A Comissão Especial de Inquérito (CEI) dos Fios Soltos, da Câmara Municipal de Goiânia, ouviu, nesta terça-feira (31), o diretor-presidente da Equatorial Goiás, Lener Silva Jayme, para prestar esclarecimentos sobre a responsabilidade da concessionária na manutenção e organização dos cabos instalados nos postes da capital.
Durante a oitiva, os vereadores questionaram o dirigente sobre o grande volume de fios em desuso ou irregulares, que têm provocado acidentes e ampliado a poluição visual na cidade. As perguntas foram conduzidas pelo presidente da CEI, Coronel Urzêda (PL); pelo relator Geverson Abel (Avante); e pela vice-presidente Daniela da Gilka (PRTB).
Lener Jayme afirmou que a Equatorial possui autonomia para retirar cabeamento irregular, mas explicou que a empresa evita a remoção indiscriminada devido à falta de identificação de fios pertencentes até mesmo a empresas regulares.
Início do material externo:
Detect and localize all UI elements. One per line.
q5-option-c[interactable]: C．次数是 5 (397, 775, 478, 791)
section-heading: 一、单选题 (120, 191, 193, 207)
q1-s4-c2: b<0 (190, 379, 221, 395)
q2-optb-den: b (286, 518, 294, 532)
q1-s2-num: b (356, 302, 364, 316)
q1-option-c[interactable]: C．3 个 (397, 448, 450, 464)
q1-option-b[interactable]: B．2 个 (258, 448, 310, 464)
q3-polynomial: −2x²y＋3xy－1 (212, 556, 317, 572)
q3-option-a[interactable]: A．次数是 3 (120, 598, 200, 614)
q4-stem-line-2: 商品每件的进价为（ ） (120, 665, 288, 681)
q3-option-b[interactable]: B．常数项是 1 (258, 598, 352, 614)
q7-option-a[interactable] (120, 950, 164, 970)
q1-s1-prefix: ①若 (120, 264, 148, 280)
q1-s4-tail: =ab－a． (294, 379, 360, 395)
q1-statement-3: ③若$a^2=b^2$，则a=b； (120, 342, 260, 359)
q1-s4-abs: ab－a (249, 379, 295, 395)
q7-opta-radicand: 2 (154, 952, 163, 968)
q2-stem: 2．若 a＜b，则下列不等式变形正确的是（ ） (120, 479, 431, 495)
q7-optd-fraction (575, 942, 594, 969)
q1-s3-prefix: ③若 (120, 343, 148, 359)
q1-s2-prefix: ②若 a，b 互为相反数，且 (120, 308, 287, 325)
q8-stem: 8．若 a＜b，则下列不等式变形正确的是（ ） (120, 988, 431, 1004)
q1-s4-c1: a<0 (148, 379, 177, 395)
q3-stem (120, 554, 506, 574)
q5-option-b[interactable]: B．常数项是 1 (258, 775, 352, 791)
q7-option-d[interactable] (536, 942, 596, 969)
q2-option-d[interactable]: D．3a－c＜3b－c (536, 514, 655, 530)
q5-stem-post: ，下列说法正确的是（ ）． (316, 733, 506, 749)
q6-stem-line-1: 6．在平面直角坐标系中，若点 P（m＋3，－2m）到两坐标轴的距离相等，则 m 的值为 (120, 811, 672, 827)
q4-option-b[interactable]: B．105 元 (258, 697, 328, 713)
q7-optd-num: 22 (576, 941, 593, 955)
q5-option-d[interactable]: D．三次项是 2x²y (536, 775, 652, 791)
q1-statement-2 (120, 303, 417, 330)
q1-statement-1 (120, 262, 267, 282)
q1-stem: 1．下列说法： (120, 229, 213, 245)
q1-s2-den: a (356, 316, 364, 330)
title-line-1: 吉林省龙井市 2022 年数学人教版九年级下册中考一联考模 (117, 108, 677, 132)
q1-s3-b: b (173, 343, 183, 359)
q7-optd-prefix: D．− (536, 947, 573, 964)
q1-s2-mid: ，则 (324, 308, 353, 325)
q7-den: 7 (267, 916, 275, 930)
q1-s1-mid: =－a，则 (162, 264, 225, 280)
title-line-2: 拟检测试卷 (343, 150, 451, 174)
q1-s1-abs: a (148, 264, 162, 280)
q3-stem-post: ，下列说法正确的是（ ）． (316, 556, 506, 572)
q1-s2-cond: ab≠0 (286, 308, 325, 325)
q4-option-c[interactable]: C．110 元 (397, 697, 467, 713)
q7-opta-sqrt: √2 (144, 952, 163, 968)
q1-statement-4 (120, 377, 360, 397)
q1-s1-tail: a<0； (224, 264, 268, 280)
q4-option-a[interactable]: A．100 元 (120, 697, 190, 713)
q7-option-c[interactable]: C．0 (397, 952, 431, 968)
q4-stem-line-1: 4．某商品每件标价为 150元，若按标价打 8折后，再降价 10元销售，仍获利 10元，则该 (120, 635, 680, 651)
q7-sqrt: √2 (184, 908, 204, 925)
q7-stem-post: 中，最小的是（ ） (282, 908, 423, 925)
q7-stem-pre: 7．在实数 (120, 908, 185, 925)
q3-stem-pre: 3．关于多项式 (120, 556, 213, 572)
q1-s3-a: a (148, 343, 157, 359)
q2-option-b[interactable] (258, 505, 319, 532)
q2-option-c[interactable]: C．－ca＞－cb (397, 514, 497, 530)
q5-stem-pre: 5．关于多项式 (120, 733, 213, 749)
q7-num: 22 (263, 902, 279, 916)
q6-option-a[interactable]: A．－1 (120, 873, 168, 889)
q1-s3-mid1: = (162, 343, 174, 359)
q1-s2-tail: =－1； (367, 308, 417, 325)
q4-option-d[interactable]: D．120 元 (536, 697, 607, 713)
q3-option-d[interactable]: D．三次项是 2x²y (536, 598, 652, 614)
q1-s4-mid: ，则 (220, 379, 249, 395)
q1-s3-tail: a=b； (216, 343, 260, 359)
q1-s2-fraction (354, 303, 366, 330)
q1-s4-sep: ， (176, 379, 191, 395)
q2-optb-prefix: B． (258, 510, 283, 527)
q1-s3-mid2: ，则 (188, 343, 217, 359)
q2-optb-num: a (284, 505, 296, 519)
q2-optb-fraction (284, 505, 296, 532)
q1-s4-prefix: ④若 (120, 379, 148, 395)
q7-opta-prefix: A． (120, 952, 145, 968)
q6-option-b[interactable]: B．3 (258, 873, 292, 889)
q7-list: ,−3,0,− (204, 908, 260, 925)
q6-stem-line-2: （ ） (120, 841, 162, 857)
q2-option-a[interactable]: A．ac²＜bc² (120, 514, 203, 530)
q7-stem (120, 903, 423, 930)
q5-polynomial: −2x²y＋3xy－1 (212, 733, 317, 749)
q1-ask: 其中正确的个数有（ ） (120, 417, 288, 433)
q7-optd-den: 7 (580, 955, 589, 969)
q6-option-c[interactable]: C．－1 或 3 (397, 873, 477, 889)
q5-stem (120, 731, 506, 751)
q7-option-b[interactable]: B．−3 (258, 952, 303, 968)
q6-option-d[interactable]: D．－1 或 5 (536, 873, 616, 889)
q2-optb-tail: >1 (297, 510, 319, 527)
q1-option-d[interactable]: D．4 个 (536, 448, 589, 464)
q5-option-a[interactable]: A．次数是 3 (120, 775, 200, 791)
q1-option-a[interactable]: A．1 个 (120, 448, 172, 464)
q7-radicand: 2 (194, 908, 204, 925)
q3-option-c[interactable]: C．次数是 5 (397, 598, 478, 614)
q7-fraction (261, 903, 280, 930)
Segundo ele, a retirada poderia interromper serviços essenciais em residências, empresas e instituições.
De acordo com o diretor-presidente da Equatorial, a concessionária realiza fiscalizações periódicas e faz as notificações necessárias, mas não remove cabos clandestinos para evitar prejuízos aos usuários. Ele citou casos registrados em outras cidades brasileiras, onde a retirada de fios provocou interrupções de serviços, levando à suspensão do trabalho, inclusive a pedido do poder público.
“O caos se estabelece. Temos muitos serviços essenciais que são interrompidos, paralisados. E não por terem um contrato irregular com a sua empresa de telecomunicações, mas porque essa empresa, eventualmente, em algum trecho, está sem o cabo identificado”, argumentou Lener Jayme.
O dirigente da concessionária de energia elétrica em Goiás também destacou o Programa Cidade Segura, desenvolvido em parceria com a Prefeitura de Goiânia e com o Ministério Público de Goiás (MP-GO) como uma iniciativa que vinha apresentando resultados positivos na organização da fiação aérea. As ações foram suspensas no final do ano passado, em função das festas e do período de férias. Poucas empresas aderiram ao programa no retorno às atividades.
Críticas dos vereadores
Apesar das justificativas, os parlamentares criticaram a atuação da concessionária. Para o relator da CEI, Geverson Abel, há omissão por parte da Equatorial. “Ficou muito claro que a Equatorial não faz nada para resolver o problema. Tem autonomia para fazer, mas não faz. Ou seja: notificam as empresas e, se as empresas não fizerem nada, os fios continuam lá”, sustentou.
O posicionamento foi reforçado pelo presidente da comissão, Coronel Urzêda. Ele ressaltou que o objetivo da investigação não é punir, mas buscar soluções. “Não estamos aqui para fazer pré-julgamentos. O principal objetivo desta CEI não é indiciamento ou exposição de quem quer que seja, mas resolver o problema; um problema que, sabemos, ocorre em nível nacional”, pontuou. Quem sabe Goiânia não pode ser exemplo, modelo na solução dessa questão dos fios soltos?”, acrescentou.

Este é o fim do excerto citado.